While Others Slept By Ellis R. Shipp, M.D. 292 pages
 While others slept, Ellis Reynolds Shipp dreamed and studied, worked and struggled. And thus the thirty-one-year-old mother, who would bear ten children, became one of Utah’s first woman doctors. Her diary entry for March 14, 1878, is short: “Graduated from Woman’s Medical College of Pennsylvania.” But that one sentence marks both the end and the beginning—the end of her three-year separation from her husband and family and the beginning of a medical career that would extend for nearly fifty years and bless the lives of countless people.
 While Others Slept contains the writings of Ellis Shipp: an early autobiography completed in 1866 (when she was nineteen years old); her diary from 1871 to 1878, covering the early years of her marriage and her years at medical school; and a reflective look at life written when she was eighty three years old (nine years before her death).
 Her writings contain vivid descriptions of what she learned of the “stern realities of life”: death, illness, poverty, problems in human relations. Added to these are in the insights she gives into her own deeply felt conviction about education, motherhood, plural marriage, and the gospel.
 The depth and breadth of her life is best revealed in her own words, such as the following excerpts:
 “Life was indeed one endless day of sunshine until Heaven took from me my mother. I had never known grief. That was my first real sorrow.”
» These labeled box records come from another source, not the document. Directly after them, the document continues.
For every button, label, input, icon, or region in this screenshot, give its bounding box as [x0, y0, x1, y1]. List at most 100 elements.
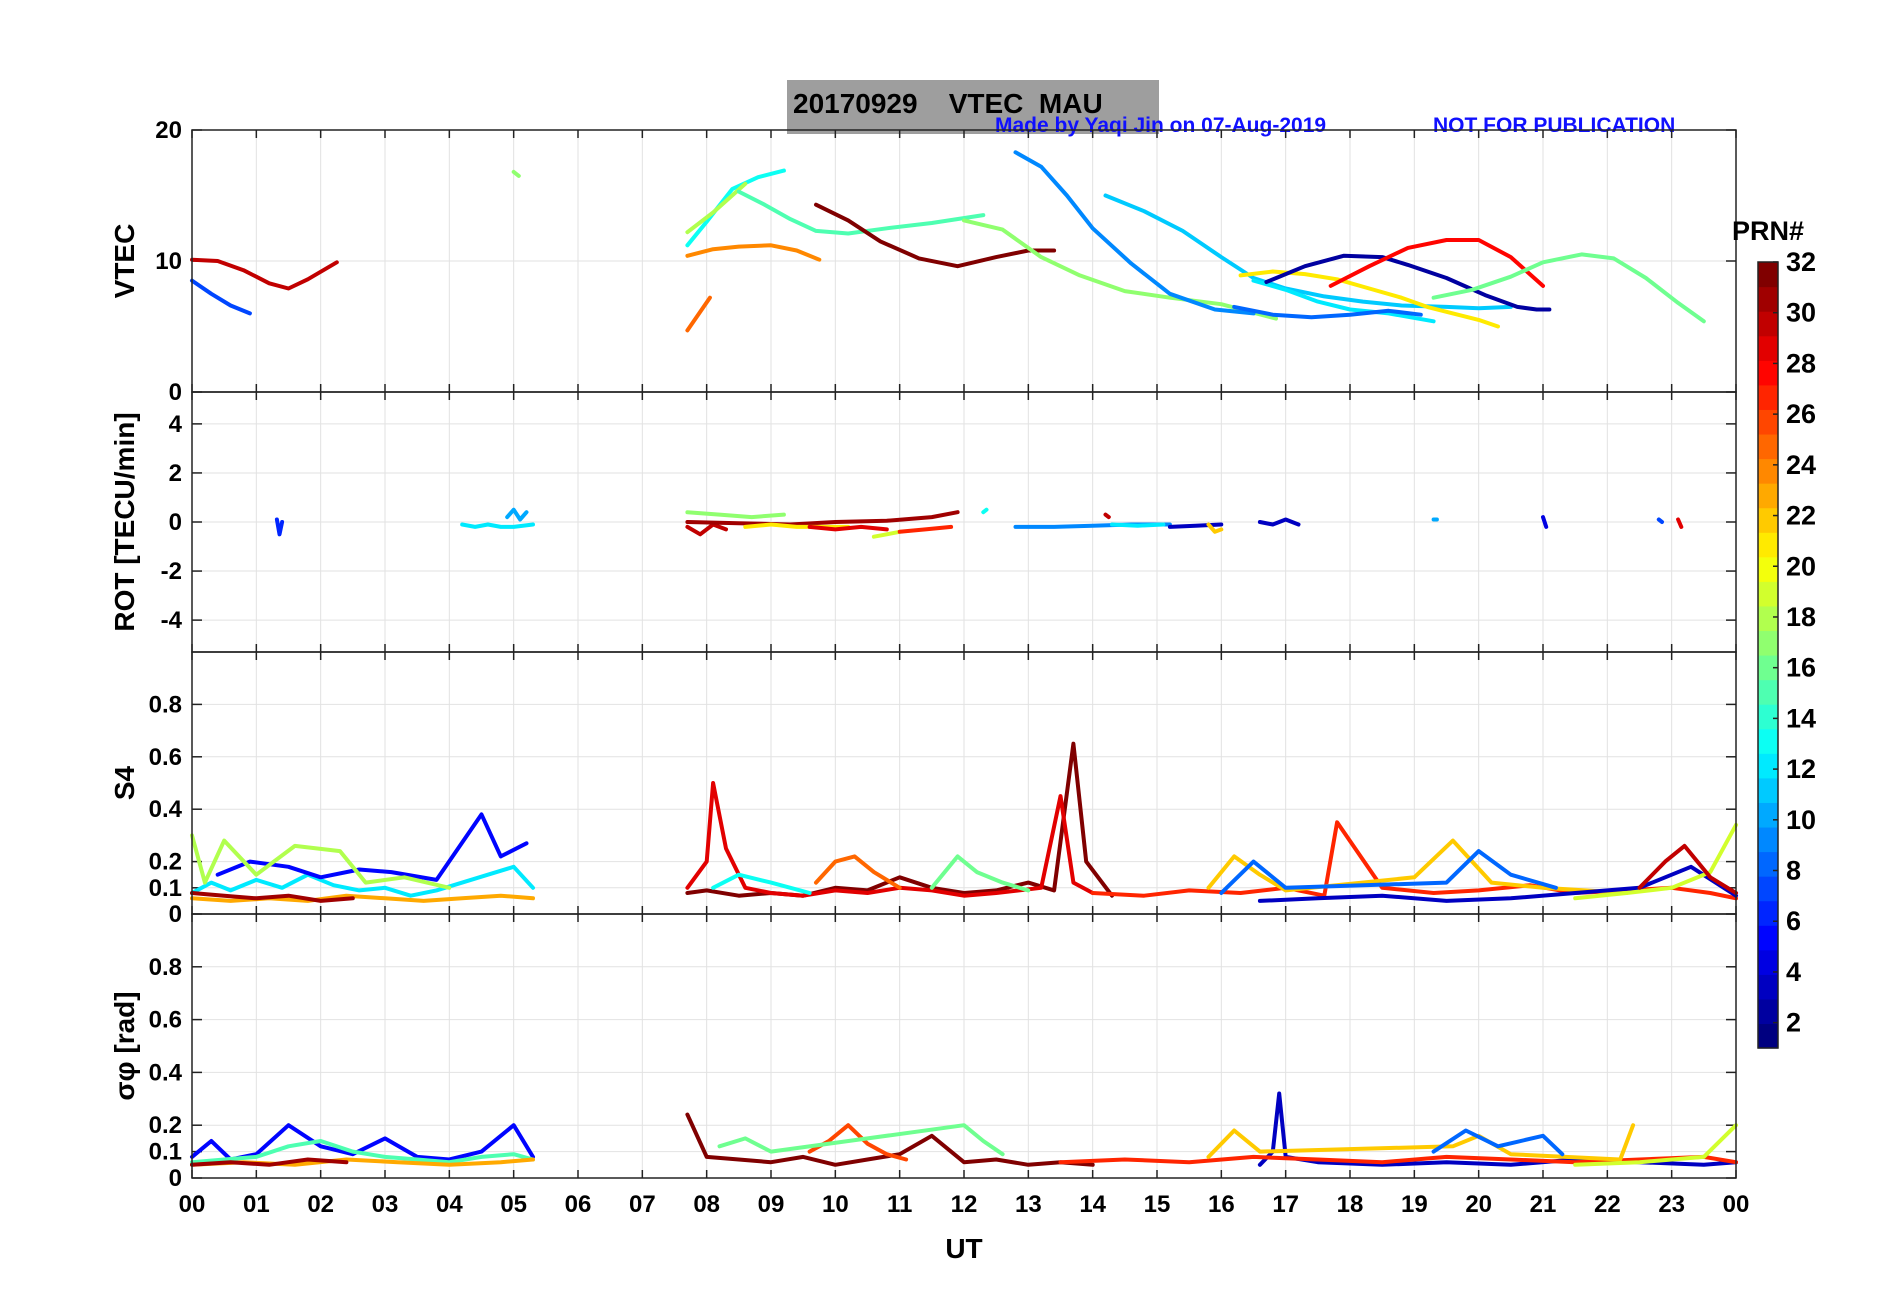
- panel-sigma-ytick-label: 0.2: [149, 1112, 182, 1139]
- panel-rot-series-prn30-4: [685, 522, 728, 537]
- x-tick-label: 12: [951, 1191, 978, 1218]
- x-tick-label: 15: [1144, 1191, 1171, 1218]
- panel-vtec-series-prn11-11: [1103, 193, 1513, 311]
- panel-vtec-series-prn13-3: [685, 168, 786, 248]
- colorbar-tick-label: 30: [1786, 298, 1816, 328]
- panel-rot-ytick-label: 0: [169, 509, 182, 536]
- panel-vtec-series-prn32-8: [814, 202, 1057, 269]
- colorbar-segment: [1758, 384, 1778, 410]
- colorbar-segment: [1758, 876, 1778, 902]
- panel-vtec-ytick-label: 20: [155, 117, 182, 144]
- panel-rot-series-prn6-0: [274, 517, 285, 537]
- colorbar-tick-label: 2: [1786, 1008, 1801, 1038]
- panel-sigma-series-prn16-6: [717, 1123, 1005, 1157]
- colorbar-tick-label: 12: [1786, 754, 1816, 784]
- panel-rot-series-prn12-13: [1110, 522, 1166, 528]
- panel-sigma-series-prn19-11: [1573, 1123, 1738, 1167]
- colorbar-tick-label: 6: [1786, 906, 1801, 936]
- colorbar-segment: [1758, 900, 1778, 926]
- panel-vtec-ylabel: VTEC: [109, 224, 140, 299]
- panel-rot-series-prn31-5: [685, 510, 960, 527]
- colorbar-segment: [1758, 925, 1778, 951]
- colorbar-segment: [1758, 458, 1778, 484]
- panel-s4-series-prn16-8: [929, 854, 1031, 893]
- colorbar-frame: [1757, 261, 1779, 1049]
- colorbar-segment: [1758, 409, 1778, 435]
- colorbar-segment: [1758, 851, 1778, 877]
- panel-vtec-series-prn2-15: [1264, 253, 1552, 312]
- colorbar-segment: [1758, 532, 1778, 558]
- panel-rot-series-prn29-7: [807, 524, 889, 532]
- colorbar-segment: [1758, 728, 1778, 754]
- panel-s4-ytick-label: 0.4: [149, 796, 183, 823]
- panel-rot-series-prn19-8: [871, 529, 902, 539]
- panel-sigma-ytick-label: 0: [169, 1165, 182, 1192]
- panel-sigma-series-prn32-4: [685, 1112, 1095, 1167]
- colorbar-segment: [1758, 998, 1778, 1025]
- panel-s4-ytick-label: 0.1: [149, 875, 182, 902]
- panel-rot-series-prn3-14: [1167, 522, 1224, 529]
- colorbar-tick-label: 22: [1786, 501, 1816, 531]
- x-tick-label: 05: [500, 1191, 527, 1218]
- panel-sigma-ytick-label: 0.1: [149, 1139, 182, 1166]
- x-tick-label: 01: [243, 1191, 270, 1218]
- x-tick-label: 09: [758, 1191, 785, 1218]
- x-tick-label: 13: [1015, 1191, 1042, 1218]
- x-tick-label: 04: [436, 1191, 463, 1218]
- panel-rot-ytick-label: 4: [169, 411, 183, 438]
- x-tick-label: 11: [887, 1191, 912, 1218]
- panel-rot-series-prn29-20: [1676, 517, 1684, 529]
- panel-s4-ytick-label: 0.2: [149, 849, 182, 876]
- x-tick-label: 22: [1594, 1191, 1621, 1218]
- panel-s4-series-prn19-14: [1573, 822, 1738, 901]
- x-tick-label: 17: [1272, 1191, 1299, 1218]
- colorbar-tick-label: 18: [1786, 602, 1816, 632]
- panel-vtec-series-prn30-0: [190, 257, 339, 291]
- panel-rot-ytick-label: -2: [161, 558, 182, 585]
- panel-s4-ylabel: S4: [109, 765, 140, 800]
- panel-vtec-ytick-label: 10: [155, 248, 182, 275]
- panel-rot-ylabel: ROT [TECU/min]: [109, 412, 140, 631]
- x-tick-label: 19: [1401, 1191, 1428, 1218]
- x-tick-label: 23: [1658, 1191, 1685, 1218]
- panel-vtec-series-prn7-1: [190, 278, 252, 316]
- panel-s4-ytick-label: 0.6: [149, 744, 182, 771]
- panel-sigma-series-prn8-10: [1431, 1128, 1565, 1157]
- panel-rot-series-prn13-10: [981, 507, 989, 515]
- colorbar-tick-label: 14: [1786, 703, 1816, 733]
- publication-notice: NOT FOR PUBLICATION: [1433, 114, 1676, 137]
- colorbar-tick-label: 4: [1786, 957, 1801, 987]
- panel-s4-series-prn30-15: [1637, 843, 1738, 895]
- colorbar-tick-label: 26: [1786, 399, 1816, 429]
- colorbar-segment: [1758, 507, 1778, 533]
- panel-rot-series-prn4-18: [1541, 515, 1549, 529]
- x-axis-label: UT: [945, 1233, 982, 1264]
- panel-rot-series-prn21-6: [743, 522, 851, 529]
- colorbar-tick-label: 24: [1786, 450, 1816, 480]
- panel-s4-ytick-label: 0.8: [149, 691, 182, 718]
- x-tick-label: 21: [1530, 1191, 1557, 1218]
- panel-s4-series-prn31-4: [190, 891, 355, 903]
- colorbar-segment: [1758, 974, 1778, 1000]
- panel-sigma-ytick-label: 0.8: [149, 954, 182, 981]
- colorbar-tick-label: 32: [1786, 247, 1816, 277]
- colorbar-segment: [1758, 262, 1778, 288]
- x-tick-label: 00: [1723, 1191, 1750, 1218]
- panel-sigma-series-prn31-3: [190, 1157, 349, 1167]
- colorbar-segment: [1758, 483, 1778, 509]
- panel-rot-series-prn30-12: [1103, 512, 1111, 520]
- colorbar-segment: [1758, 1023, 1778, 1049]
- colorbar-segment: [1758, 556, 1778, 582]
- colorbar-label: PRN#: [1732, 216, 1804, 246]
- x-tick-label: 08: [693, 1191, 720, 1218]
- x-tick-label: 18: [1337, 1191, 1364, 1218]
- panel-vtec-series-prn17-2: [511, 169, 521, 178]
- panel-vtec-series-prn24-6: [685, 243, 822, 262]
- panel-rot-series-prn17-3: [685, 510, 786, 520]
- x-tick-label: 03: [372, 1191, 399, 1218]
- panel-vtec-series-prn21-12: [1238, 269, 1500, 329]
- x-tick-label: 06: [565, 1191, 592, 1218]
- panel-vtec-series-prn28-16: [1328, 238, 1545, 288]
- colorbar-segment: [1758, 826, 1778, 853]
 “Early in my womanhood I marked out for myself a plan for study which served me well as the years passed on. I could not well concentrate on the lessons in books during the very busy daylight hours, so I decided on the early morning hours for my studies. Therefore I began my studies at four o’clock and put in three solid hours before the household began to stir.”
 “The world had long since proclaimed this cruelty sacrilege [plural marriage], but with all my soul I believed it to be a most true and righteous principle, else I could not have under any condition accepted and become reconciled to its practice.”
 “I have gone to bed on one or two occasions thinking I would give up—but I would think of the wise words of God that we must not give way to all these pains and aches; if we did there would ever be something to distract our thoughts.”
 “Had I only to depend upon my strength I should surely despair, but if I am faithful I know there is One who will aid and bless me.”
 “The busy days and months and years following my return to my mountain home, with its responsible and most sacred duties of wife and motherhood combined with the practice of my profession, I fear I shall never be able to depict in words.”
 “I feel that it was only through the divine interposition of Providence that I was enable ever to bring myself to pass through the ordeal [leaving her young family and going to medical school], and it might have been that had I fully realized the magnitude of the undertaking I would have shrunk from it.”
 “I do not feel my spirit great. But Oh, I have suffered—and pray it has never been in vain.”